Roommates starting to lose hope, issue statement on disappearance

According to his roommates, Michael DiMarco had gone to Minto Sports Complex for an early morning workout and hadn’t returned.

One of his workout buddies, Paula Andreas, claims she last saw him by the weight machines, pumping iron and drinking his pre-workout. Another friend, Geoffrey Donoghue, says he saw Michael leave the Sports Complex and head home up the hill towards Sweetland avenue.

Rescue teams have now narrowed down DiMarco’s location to one of the many snow banks outside of Minto. His disappearance comes days after rescue attempts were made to help students trapped in the deep puddles of water outside of Tabaret.

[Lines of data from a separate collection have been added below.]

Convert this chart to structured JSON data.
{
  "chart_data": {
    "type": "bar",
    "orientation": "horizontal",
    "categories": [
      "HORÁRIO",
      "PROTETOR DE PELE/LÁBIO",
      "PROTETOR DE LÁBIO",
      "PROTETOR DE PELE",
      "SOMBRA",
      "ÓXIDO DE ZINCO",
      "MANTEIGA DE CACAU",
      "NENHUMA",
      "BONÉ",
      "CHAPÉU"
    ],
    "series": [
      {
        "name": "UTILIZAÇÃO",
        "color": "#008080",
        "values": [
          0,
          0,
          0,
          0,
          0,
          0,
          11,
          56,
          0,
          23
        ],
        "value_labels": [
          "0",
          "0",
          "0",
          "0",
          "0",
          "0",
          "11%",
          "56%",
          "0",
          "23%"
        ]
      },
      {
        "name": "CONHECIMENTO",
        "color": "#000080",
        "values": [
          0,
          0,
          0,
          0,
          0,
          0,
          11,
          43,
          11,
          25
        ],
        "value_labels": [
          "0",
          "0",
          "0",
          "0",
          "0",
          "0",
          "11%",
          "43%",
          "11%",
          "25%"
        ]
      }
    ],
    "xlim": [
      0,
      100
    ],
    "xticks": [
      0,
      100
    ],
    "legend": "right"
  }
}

One of the members of the rescue team spoke with the Tomato. “Students returning home from classes in SITE had reported strange noises coming from the snowbanks outside Minto. They originally thought the source of the weird noises was an OC Transpo bus. But after closer investigation, we discovered the noises were coming from a snowbank.”

The noises are described as sounding like “obscenities towards snowplows, Ottawa, and weather in general” with “a sprinkling of crying.”

The search for DiMarco has entered it’s seventh day. Chuck Anderson, the rescue team lead, explained the difficulties with the rescue attempt.

“It seems as soon as we can get within a foot of the guy, another snow plow comes through and adds to the pile. Currently, the pile is about eightfeet tall, and that’s after having worked on it all morning.”

In addition, Anderson explains the team isn’t sure DiMarco is even in this snow pile.

“It’s our best guess, but we think there may be dozens of other students trapped in the other snowbanks around Minto,” he said.

“We’ve already found two other people, Georgia French, who immediately wanted a Beavertail, and Marcus Overton, who asked for a note excusing him from his midterms.”

DiMarco’s roommates have made a joint statement about his disappearance: “Michael, if you read this, we want you to know that Kelly drank all of your gatorade. She’s really sorry. Also, we sold your Xbox on kijiji.”

Anyone with information about Michael DiMarco’s disappearance, or snowbanks in general, are asked to call Chuck Anderson at 555-232 -1234.